Я не знал журналистов. Иначе понял бы, что мои слова подействовали на неё, как приманка. Но она была терпеливой рыбкой. Той, которая способна проигнорировать наживку, не броситься на нее, но хитро выждать момент, когда рыбак на миг потеряет бдительность, и лишь тогда осторожно съесть червячка.
* * *Мы держали этих людей в сарае. Четверых. Первый убивал женщин с помощью бутылочных стёкол. Разрезал жертв от паха до горла. Второй очень любил детей. Пока они ещё были живы, выковыривал им глаза и клал взамен пуговки — он хотел, чтобы они стали его плюшевыми мишками. Третьего называли зажигалкой. Вы знаете, как много человеческого тела можно сжечь при помощи одной только зажигалки? Особенно если под рукой бутылка бензина? Четвёртый любил есть людей, но не хотел быть эгоистом. Он так долго морил голодом жертв, что те соглашались перекусить вместе с ним.
Мучила ли меня совесть, когда мы убивали их, чтобы открыть дорогу в Ад? Конечно, нет. Я держался подальше только чтобы бьющая фонтаном кровь не забрызгала одежду. Ну и, в общем, дорогу они нам открыли. Да что там дорогу — автостраду! Настоящий проход на другую сторону свету.
И вот он показался. Огромный, пульсирующий красный круг.
— Вперёд! — скомандовал я и прыгнул первым.
Потом, когда мы уже стояли на красном гравии, я увидел, что никто из моих людей не колебался.
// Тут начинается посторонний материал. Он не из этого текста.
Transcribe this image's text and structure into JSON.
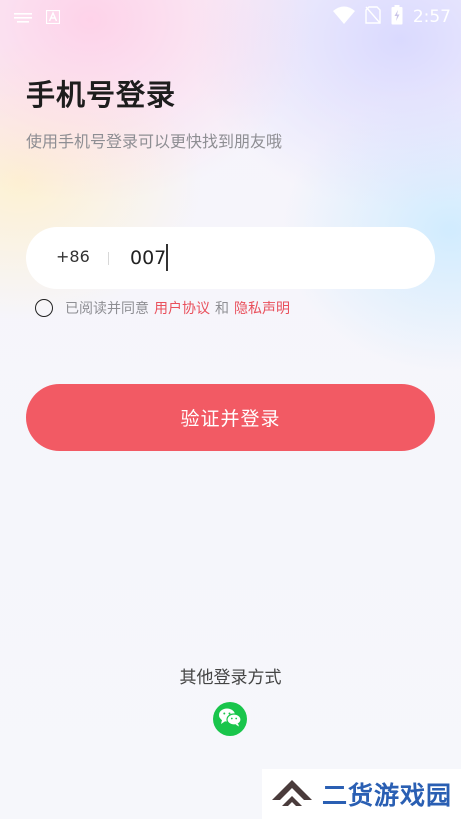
{
  "status_bar": {
    "time": "2:57",
    "icons": [
      "notification-icon",
      "a-icon",
      "wifi-icon",
      "no-sim-icon",
      "battery-charging-icon"
    ]
  },
  "header": {
    "title": "手机号登录",
    "subtitle": "使用手机号登录可以更快找到朋友哦"
  },
  "phone": {
    "country_code": "+86",
    "value": "007"
  },
  "agreement": {
    "prefix": "已阅读并同意",
    "user_agreement": "用户协议",
    "conjunction": "和",
    "privacy_policy": "隐私声明",
    "checked": false
  },
  "login_button": {
    "label": "验证并登录"
  },
  "other_login": {
    "title": "其他登录方式",
    "icons": [
      "wechat-icon"
    ]
  },
  "watermark": {
    "text": "二货游戏园"
  },
  "colors": {
    "accent": "#f25a64",
    "link": "#e9505c",
    "wechat": "#19c54b",
    "watermark": "#2a5fb3"
  }
}
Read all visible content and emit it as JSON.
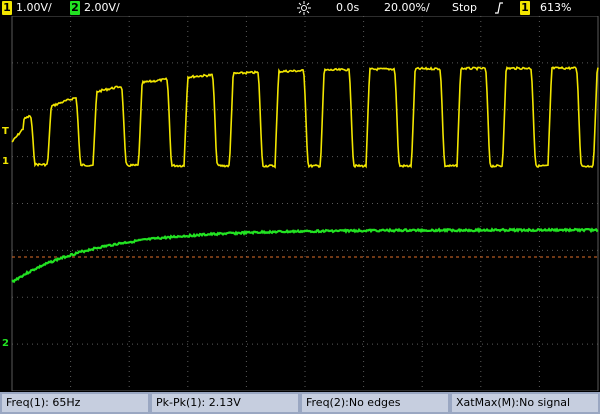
{
  "topbar": {
    "ch1_number": "1",
    "ch1_scale": "1.00V/",
    "ch2_number": "2",
    "ch2_scale": "2.00V/",
    "time_delay": "0.0s",
    "time_scale": "20.00%/",
    "run_state": "Stop",
    "trigger_channel": "1",
    "trigger_level": "613%"
  },
  "markers": {
    "ch1": "1",
    "ch2": "2",
    "trigger": "T"
  },
  "measurements": [
    {
      "label": "Freq(1): 65Hz"
    },
    {
      "label": "Pk-Pk(1): 2.13V"
    },
    {
      "label": "Freq(2):No edges"
    },
    {
      "label": "XatMax(M):No signal"
    }
  ],
  "colors": {
    "ch1": "#f2e600",
    "ch2": "#22e222",
    "grid": "#5a5a5a",
    "ref_line": "#e0702a",
    "meas_bg": "#c6cedf",
    "meas_bar": "#9aa7c2"
  },
  "icons": {
    "acquisition": "sun-icon",
    "trigger_edge": "rising-edge-icon"
  }
}
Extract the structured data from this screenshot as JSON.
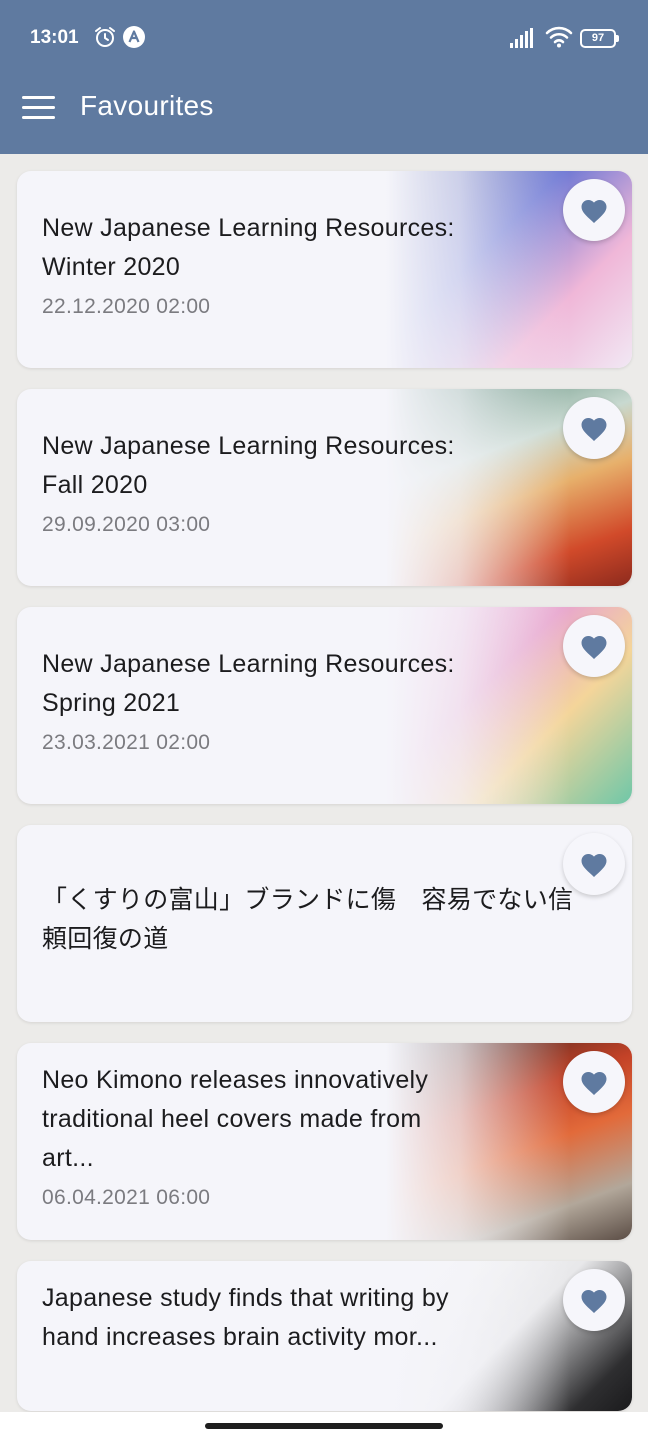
{
  "status_bar": {
    "time": "13:01",
    "battery": "97",
    "icons": [
      "alarm-icon",
      "app-a-icon",
      "signal-icon",
      "wifi-icon",
      "battery-icon"
    ]
  },
  "app_bar": {
    "title": "Favourites",
    "menu_icon": "hamburger-menu-icon",
    "background_color": "#5f7aa0"
  },
  "articles": [
    {
      "headline": "New Japanese Learning Resources: Winter 2020",
      "date": "22.12.2020 02:00",
      "favourited": true
    },
    {
      "headline": "New Japanese Learning Resources: Fall 2020",
      "date": "29.09.2020 03:00",
      "favourited": true
    },
    {
      "headline": "New Japanese Learning Resources: Spring 2021",
      "date": "23.03.2021 02:00",
      "favourited": true
    },
    {
      "headline": "「くすりの富山」ブランドに傷　容易でない信頼回復の道",
      "date": "",
      "favourited": true
    },
    {
      "headline": "Neo Kimono releases innovatively traditional heel covers made from art...",
      "date": "06.04.2021 06:00",
      "favourited": true
    },
    {
      "headline": "Japanese study finds that writing by hand increases brain activity mor...",
      "date": "",
      "favourited": true
    }
  ],
  "colors": {
    "heart": "#5f7aa0",
    "card_background": "#f5f5fa",
    "page_background": "#ecebe9"
  }
}
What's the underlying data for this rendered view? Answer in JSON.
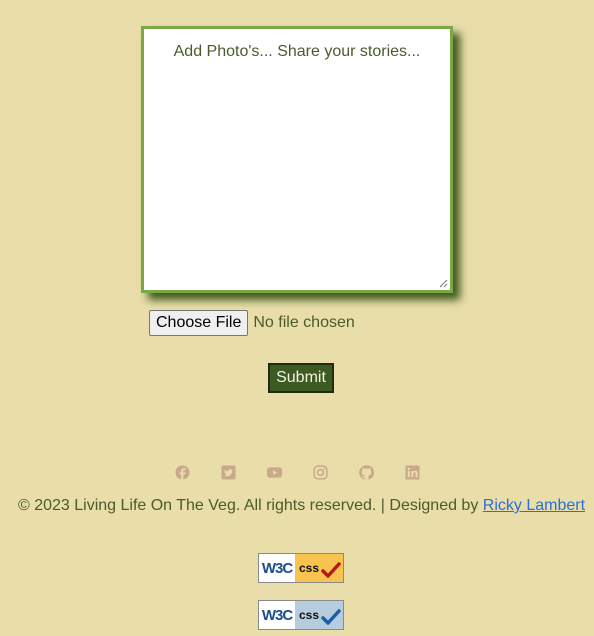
{
  "story_form": {
    "placeholder": "Add Photo's... Share your stories...",
    "file_button_label": "Choose File",
    "file_status": "No file chosen",
    "submit_label": "Submit"
  },
  "social": {
    "icons": [
      "facebook-icon",
      "twitter-icon",
      "youtube-icon",
      "instagram-icon",
      "github-icon",
      "linkedin-icon"
    ],
    "icon_color": "#c9a98c"
  },
  "footer": {
    "copyright": "© 2023 Living Life On The Veg. All rights reserved. | Designed by ",
    "designer_name": "Ricky Lambert"
  },
  "badges": [
    {
      "logo": "W3C",
      "label": "css",
      "accent": "#f6c34f",
      "check_color": "#b31b1b"
    },
    {
      "logo": "W3C",
      "label": "css",
      "accent": "#b6cde0",
      "check_color": "#1d5fa5"
    }
  ]
}
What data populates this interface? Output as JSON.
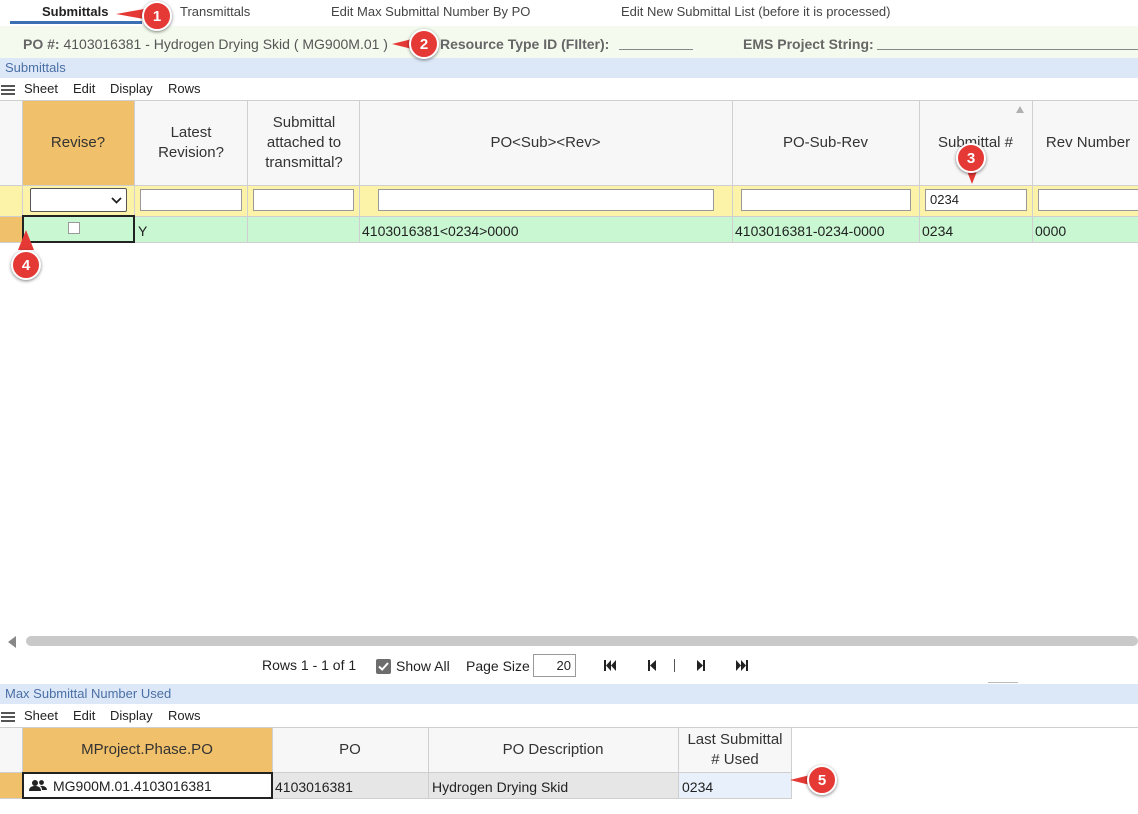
{
  "tabs": [
    {
      "label": "Submittals"
    },
    {
      "label": "Transmittals"
    },
    {
      "label": "Edit Max Submittal Number By PO"
    },
    {
      "label": "Edit New Submittal List (before it is processed)"
    }
  ],
  "info": {
    "po_label": "PO #:",
    "po_value": "4103016381 - Hydrogen Drying Skid ( MG900M.01 )",
    "resource_label": "Resource Type ID (FIlter):",
    "ems_label": "EMS Project String:"
  },
  "section1": {
    "title": "Submittals"
  },
  "menu": {
    "sheet": "Sheet",
    "edit": "Edit",
    "display": "Display",
    "rows": "Rows"
  },
  "grid": {
    "headers": {
      "revise": "Revise?",
      "latest": "Latest Revision?",
      "attached": "Submittal attached to transmittal?",
      "posubrev": "PO<Sub><Rev>",
      "po_sub_rev": "PO-Sub-Rev",
      "submittal": "Submittal #",
      "rev": "Rev Number"
    },
    "filter_submittal": "0234",
    "row": {
      "latest": "Y",
      "posubrev": "4103016381<0234>0000",
      "po_sub_rev": "4103016381-0234-0000",
      "submittal": "0234",
      "rev": "0000"
    }
  },
  "pager": {
    "rows_text": "Rows 1 - 1 of 1",
    "show_all": "Show All",
    "page_size_label": "Page Size",
    "page_size": "20"
  },
  "section2": {
    "title": "Max Submittal Number Used"
  },
  "grid2": {
    "headers": {
      "mproject": "MProject.Phase.PO",
      "po": "PO",
      "desc": "PO Description",
      "last": "Last Submittal # Used"
    },
    "row": {
      "mproject": "MG900M.01.4103016381",
      "po": "4103016381",
      "desc": "Hydrogen Drying Skid",
      "last": "0234"
    }
  },
  "badges": [
    "1",
    "2",
    "3",
    "4",
    "5"
  ],
  "colors": {
    "accent_header": "#f0c06a",
    "filter_row": "#fdf3a8",
    "data_row": "#c8f7d2",
    "section_bar": "#dce8f8",
    "badge": "#e53935"
  }
}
Все разом перепрыгнули со мной в мир, в существование которого до конца не верили.
— Солдаты, — сказал я, — пора обсудить подробности операции.
Это были крутые парни, худшие сукины дети, принимавшие участие не в одном сражении и не в одной резне. Теперь же они замерли, удивленно озираясь в полном молчании.
— Что это, курва, за страна? — пробормотал Пьер сдавленным шёпотом.
— Эта страна называется Ад, господа. — Я подождал минуту. — Не в переносном значении — в самом прямом. Мы находимся там, куда отправляют грешников, чтобы воздать им за их поступки. Если раньше вы не верили в Ад, сейчас самое время пересмотреть свои убеждения…
— Вы шутите. — Альварес смотрел умоляющим взглядом, словно ждал, что я сейчас признаюсь: это лишь розыгрыш. Я позволил им стоять, оглядывая залитую лавой пустошь. Ждал, пока поверят.
Никого нельзя привести в Ад насильно. Чтобы выполнить задание, они должны были принять существование этого места, должны были поверить.
— Кур-рва… — сказал кто-то, возможно, Поляк. Кажется, поняли.
Я развернул карту на плоском камне.
— Наша цель — долина на севере за горами. Мы должны забрать оттуда пленников и вернуться. Не буду скрывать, что это скверное и сложное задание. Если нас заметят, следует ждать ожесточённого сопротивления. Тогда все мы точно погибнем. У вас три минуты на решение — хотите ли вы участвовать в деле. Кто решит, что это превышает его возможности, — я вытянул ладонь в сторону блестящего пурпурного круга, — может вернуться. Без последствий. Потом, когда проход закроется, пути назад уже не будет.